After upgrading to v0.123.x, Hugo seems to be using anchorize rather than urlize when creating urls for term pages.
Given the following categories:
Things & Other things
Best & Worst of Times
Articles & News
This & That
Hugo v0.119.0 generates the following relative URLs
/categories/articles-news/
/categories/best-worst-of-times/
/categories/things-other-things/
/categories/this-that/
However v0.123.6 generates the following (note the extra double hyphens in place of &):
/categories/articles--news/
/categories/best--worst-of-times/
/categories/things--other-things/
/categories/this--that/
Reproduction:
git clone --single-branch -b anchorized-category-urls https://github.com/alanbreck/hugo-testing anchorized-category-urls
cd anchorized-category-urls
rm -rf public && hugo
This is expected/by design (I think).
Ok. This will result in broken URLs. The two options I can think of are:
- Accept the change and implement 301 redirects
- Add content files for each existing category which specifies a URL.

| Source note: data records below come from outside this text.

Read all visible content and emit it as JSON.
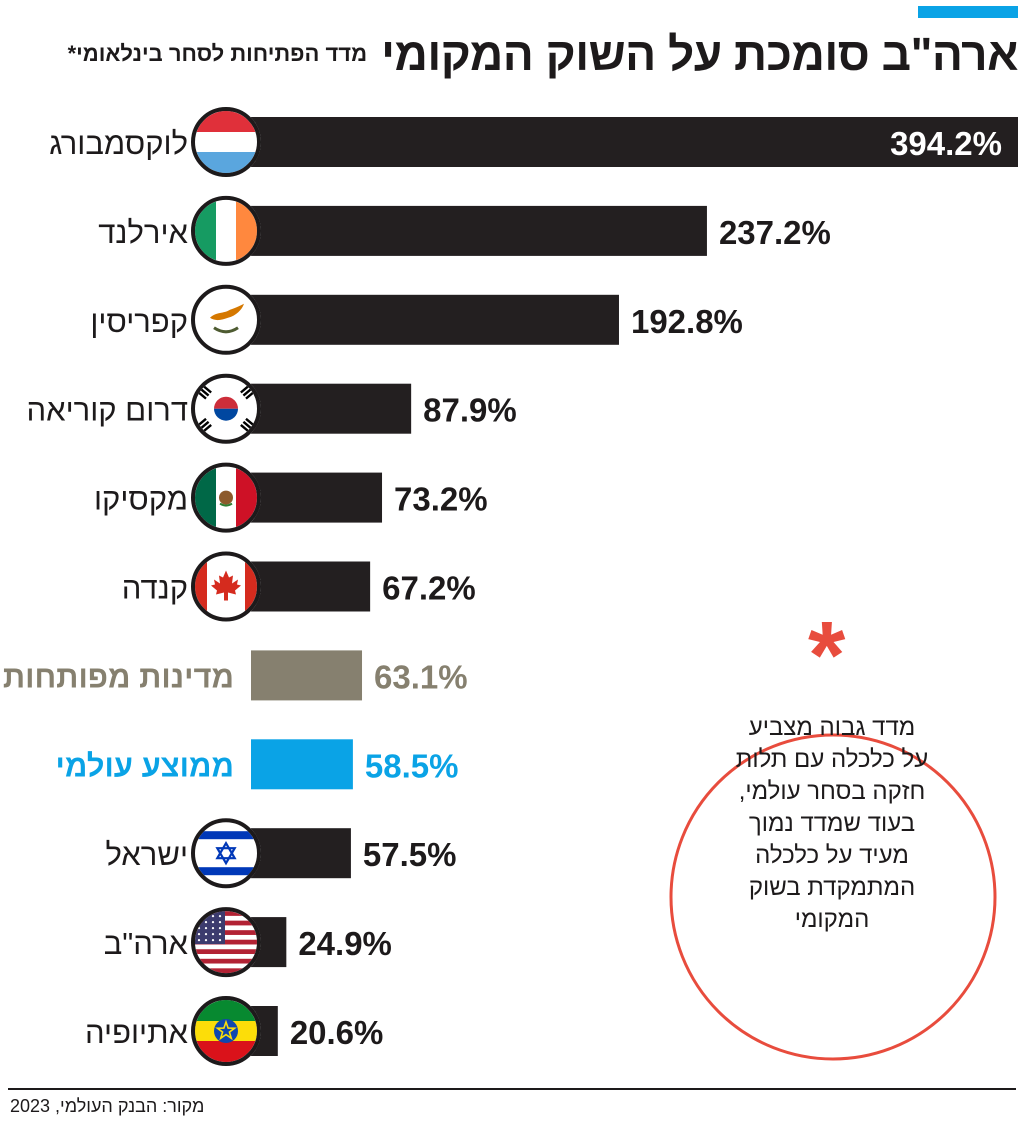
{
  "colors": {
    "bar": "#231f20",
    "developed": "#86806f",
    "world": "#0aa3e6",
    "accent": "#0aa3e6",
    "note_circle": "#e84c3d",
    "text": "#1d1a1b"
  },
  "header": {
    "title": "ארה\"ב סומכת על השוק המקומי",
    "subtitle": "מדד הפתיחות לסחר בינלאומי*"
  },
  "chart_data": {
    "type": "bar",
    "orientation": "horizontal",
    "title": "ארה\"ב סומכת על השוק המקומי",
    "subtitle": "מדד הפתיחות לסחר בינלאומי*",
    "unit": "%",
    "xlim": [
      0,
      394.2
    ],
    "grid": false,
    "legend": "none",
    "categories": [
      "לוקסמבורג",
      "אירלנד",
      "קפריסין",
      "דרום קוריאה",
      "מקסיקו",
      "קנדה",
      "מדינות מפותחות",
      "ממוצע עולמי",
      "ישראל",
      "ארה\"ב",
      "אתיופיה"
    ],
    "values": [
      394.2,
      237.2,
      192.8,
      87.9,
      73.2,
      67.2,
      63.1,
      58.5,
      57.5,
      24.9,
      20.6
    ],
    "labels": [
      "394.2%",
      "237.2%",
      "192.8%",
      "87.9%",
      "73.2%",
      "67.2%",
      "63.1%",
      "58.5%",
      "57.5%",
      "24.9%",
      "20.6%"
    ],
    "kinds": [
      "country",
      "country",
      "country",
      "country",
      "country",
      "country",
      "developed",
      "world",
      "country",
      "country",
      "country"
    ],
    "flags": [
      "luxembourg-flag-icon",
      "ireland-flag-icon",
      "cyprus-flag-icon",
      "south-korea-flag-icon",
      "mexico-flag-icon",
      "canada-flag-icon",
      "",
      "",
      "israel-flag-icon",
      "usa-flag-icon",
      "ethiopia-flag-icon"
    ]
  },
  "note": {
    "star": "*",
    "lines": [
      "מדד גבוה מצביע",
      "על כלכלה עם תלות",
      "חזקה בסחר עולמי,",
      "בעוד שמדד נמוך",
      "מעיד על כלכלה",
      "המתמקדת בשוק",
      "המקומי"
    ]
  },
  "footer": {
    "source": "מקור: הבנק העולמי, 2023"
  }
}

Is there another option that I’m not thinking of, though?
Either 301 redirects server-side, or generate content pages (as needed) with “aliases” in front matter. I guess on some sites it could affect every term, but on most sites it’s probably a subset.
Hang on a second. I misunderstood what was happening here.
This affects more than terms:
content/
└── posts/
└── The Second & Third Waves.md <-- front matter: tags: [Concept & Prototypes]
v0.122.0
public/
├── posts/
│ ├── the-second-third-waves/
│ │ └── index.html
│ └── index.html
├── tags/
│ ├── concept-prototypes/
│ │ └── index.html
│ └── index.html
└── index.html
v0.123.6
public/
├── posts/
│ ├── the-second--third-waves/ # URL has changed
│ │ └── index.html
│ └── index.html
├── tags/
│ ├── concept--prototypes/ # URL has changed
│ │ └── index.html
│ └── index.html
└── index.html
@bep Please confirm that this (see my previous comment) was an intentional change. It probably doesn’t affect that many URLs in the wild, but redirects are required.
If intentional, one concern I have is that it wasn’t very apparent that this was changed. I didn’t notice until diffing the build folders.
I haven’t upgraded yet. I haven’t had time to finish diffing the output folders to find all cases of the above, and other discrepancies.
Understood. Thanks for following up, @jmooring.
I may just be missing it, but it’s not apparent to me from looking at Preserve triple hyphens etc. in URLs. · Issue #10104 · gohugoio/hugo · GitHub that this behavior would extend to other characters (like &). Could this behavior be documented (maybe on the Content Management/Taxonomies page with examples of which characters result in an extra hyphen, and which do not (e.g. a .)?
Related to the issue of understanding what the precise behavior will be, does it use anchorize or urlize under the hood? At first glance, it appears that it does not since hyphens are added for whitespace, but . is preserved.
Please create an issue in the docs repository. I think this should be about Page.RelPermalink and Page.Permalink… what we’re talking about in this issue is not specific to taxonomy or term pages. The revised documentation should describe the relationship between the content’s file path (or logical path when the content is not backed by a file) and the published URL.
I’ve created https://github.com/gohugoio/hugoDocs/issues/2487.
Also note https://github.com/gohugoio/hugoDocs/issues/2307. The concepts referenced/described in the affected pages need to consolidated. It’s a bit of a mess right now, so I’d like to limit the proposed docs change to the Permalink/RelPermalink pages. #2307 is a few days of work, so it’s not going to happen tomorrow.
Thank you so much for creating that issue, and for maintaining the docs, @jmooring!